Cientistas brasileiras que fizeram história

O Brasil também tem cientistas que marcaram época:

  • Bertha Lutz: bióloga do Museu Nacional e líder do movimento sufragista no Brasil. Atuou pela inclusão da igualdade de homens e mulheres na Carta da ONU.

  • Johanna Döbereiner: suas pesquisas sobre fixação biológica de nitrogênio ajudaram a transformar o Brasil em potência agrícola.

  • Enedina Alves Marques: primeira engenheira negra do Brasil, formada em 1945 pela UFPR, participou de grandes obras de infraestrutura.

  • Nise da Silveira: revolucionou o tratamento psiquiátrico ao introduzir a arte como forma terapêutica.
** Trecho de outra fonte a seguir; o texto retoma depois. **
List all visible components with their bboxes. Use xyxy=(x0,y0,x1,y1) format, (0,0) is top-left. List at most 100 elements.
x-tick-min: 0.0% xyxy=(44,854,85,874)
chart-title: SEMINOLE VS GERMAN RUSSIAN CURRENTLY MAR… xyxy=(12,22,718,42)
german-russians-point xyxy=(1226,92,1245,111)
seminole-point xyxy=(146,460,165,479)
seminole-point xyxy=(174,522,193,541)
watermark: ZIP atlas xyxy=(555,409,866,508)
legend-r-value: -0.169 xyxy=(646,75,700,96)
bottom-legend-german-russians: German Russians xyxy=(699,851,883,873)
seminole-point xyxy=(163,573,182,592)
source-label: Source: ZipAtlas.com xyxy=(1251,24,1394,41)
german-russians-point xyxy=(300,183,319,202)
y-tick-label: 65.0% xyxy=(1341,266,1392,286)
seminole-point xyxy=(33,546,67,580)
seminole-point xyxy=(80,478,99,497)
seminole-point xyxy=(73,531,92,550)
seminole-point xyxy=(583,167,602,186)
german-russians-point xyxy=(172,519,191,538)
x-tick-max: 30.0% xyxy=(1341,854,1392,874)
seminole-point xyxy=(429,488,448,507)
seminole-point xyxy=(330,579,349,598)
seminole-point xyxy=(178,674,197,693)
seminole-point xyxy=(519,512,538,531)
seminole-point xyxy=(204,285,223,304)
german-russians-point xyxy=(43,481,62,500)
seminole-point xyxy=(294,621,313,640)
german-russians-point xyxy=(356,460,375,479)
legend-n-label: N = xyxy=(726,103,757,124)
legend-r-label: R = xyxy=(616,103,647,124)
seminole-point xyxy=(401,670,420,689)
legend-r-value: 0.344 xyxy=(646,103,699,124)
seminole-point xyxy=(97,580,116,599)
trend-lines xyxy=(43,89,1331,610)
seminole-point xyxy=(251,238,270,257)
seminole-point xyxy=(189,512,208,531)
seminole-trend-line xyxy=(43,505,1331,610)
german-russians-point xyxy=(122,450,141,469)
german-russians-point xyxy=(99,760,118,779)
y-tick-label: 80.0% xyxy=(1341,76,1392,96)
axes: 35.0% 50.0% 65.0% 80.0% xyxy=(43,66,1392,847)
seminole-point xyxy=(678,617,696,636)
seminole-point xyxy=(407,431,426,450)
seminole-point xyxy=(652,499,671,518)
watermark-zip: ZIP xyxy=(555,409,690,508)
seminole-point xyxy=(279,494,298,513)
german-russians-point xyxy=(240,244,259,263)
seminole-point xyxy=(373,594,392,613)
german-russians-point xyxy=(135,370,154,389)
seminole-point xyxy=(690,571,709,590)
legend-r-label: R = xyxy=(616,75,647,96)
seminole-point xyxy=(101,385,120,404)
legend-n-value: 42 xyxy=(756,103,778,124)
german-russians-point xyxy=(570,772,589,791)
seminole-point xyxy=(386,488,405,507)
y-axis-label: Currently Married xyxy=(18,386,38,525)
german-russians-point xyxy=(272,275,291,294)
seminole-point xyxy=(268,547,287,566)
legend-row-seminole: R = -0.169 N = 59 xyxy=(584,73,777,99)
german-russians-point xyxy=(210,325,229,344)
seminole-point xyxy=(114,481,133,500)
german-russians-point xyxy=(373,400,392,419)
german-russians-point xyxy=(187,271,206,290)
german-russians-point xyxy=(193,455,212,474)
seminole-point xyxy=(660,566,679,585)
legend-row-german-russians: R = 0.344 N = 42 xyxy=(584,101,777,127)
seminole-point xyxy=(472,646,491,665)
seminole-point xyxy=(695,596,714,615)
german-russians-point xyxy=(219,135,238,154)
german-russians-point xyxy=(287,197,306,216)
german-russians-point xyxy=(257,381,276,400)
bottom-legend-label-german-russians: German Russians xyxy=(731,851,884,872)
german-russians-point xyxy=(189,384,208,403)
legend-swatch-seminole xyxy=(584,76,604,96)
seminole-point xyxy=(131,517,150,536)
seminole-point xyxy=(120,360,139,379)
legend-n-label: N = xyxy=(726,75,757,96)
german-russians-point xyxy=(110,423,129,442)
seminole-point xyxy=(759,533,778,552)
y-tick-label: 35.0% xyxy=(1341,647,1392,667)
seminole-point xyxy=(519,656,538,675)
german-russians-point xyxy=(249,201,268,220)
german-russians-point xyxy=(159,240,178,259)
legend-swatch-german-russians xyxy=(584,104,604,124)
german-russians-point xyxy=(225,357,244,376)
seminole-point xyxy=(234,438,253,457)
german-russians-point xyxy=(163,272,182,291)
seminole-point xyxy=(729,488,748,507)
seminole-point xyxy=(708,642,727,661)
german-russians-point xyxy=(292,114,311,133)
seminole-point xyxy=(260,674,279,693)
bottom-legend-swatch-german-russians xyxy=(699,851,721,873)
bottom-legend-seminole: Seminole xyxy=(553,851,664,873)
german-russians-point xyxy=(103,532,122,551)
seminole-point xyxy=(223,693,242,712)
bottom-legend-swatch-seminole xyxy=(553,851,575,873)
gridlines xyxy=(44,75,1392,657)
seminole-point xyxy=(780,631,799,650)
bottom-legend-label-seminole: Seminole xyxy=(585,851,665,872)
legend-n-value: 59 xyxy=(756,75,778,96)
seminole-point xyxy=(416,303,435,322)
  • Jaqueline Goes de Jesus e Ester Sabino: lideraram a equipe que sequenciou o genoma do coronavírus em 48 horas após o primeiro caso confirmado no Brasil.

  • Sônia Guimarães: primeira mulher negra brasileira doutora em Física e professora do ITA.

Por que a data ainda é necessária?

Apesar dos avanços, mulheres ainda enfrentam barreiras como desigualdade salarial, menor representatividade em cargos de liderança e preconceito estrutural.

Incentivar meninas desde cedo a se interessarem por ciência é parte fundamental da mudança. Representatividade importa — quando uma menina vê uma cientista, ela entende que também pode ocupar esse espaço.

Como disse Marie Curie:

“Nada na vida deve ser temido, apenas compreendido. Agora é a hora de compreender mais, para que possamos temer menos.”

O Dia Internacional das Mulheres e Meninas na Ciência reforça que compreender mais também significa garantir oportunidades iguais.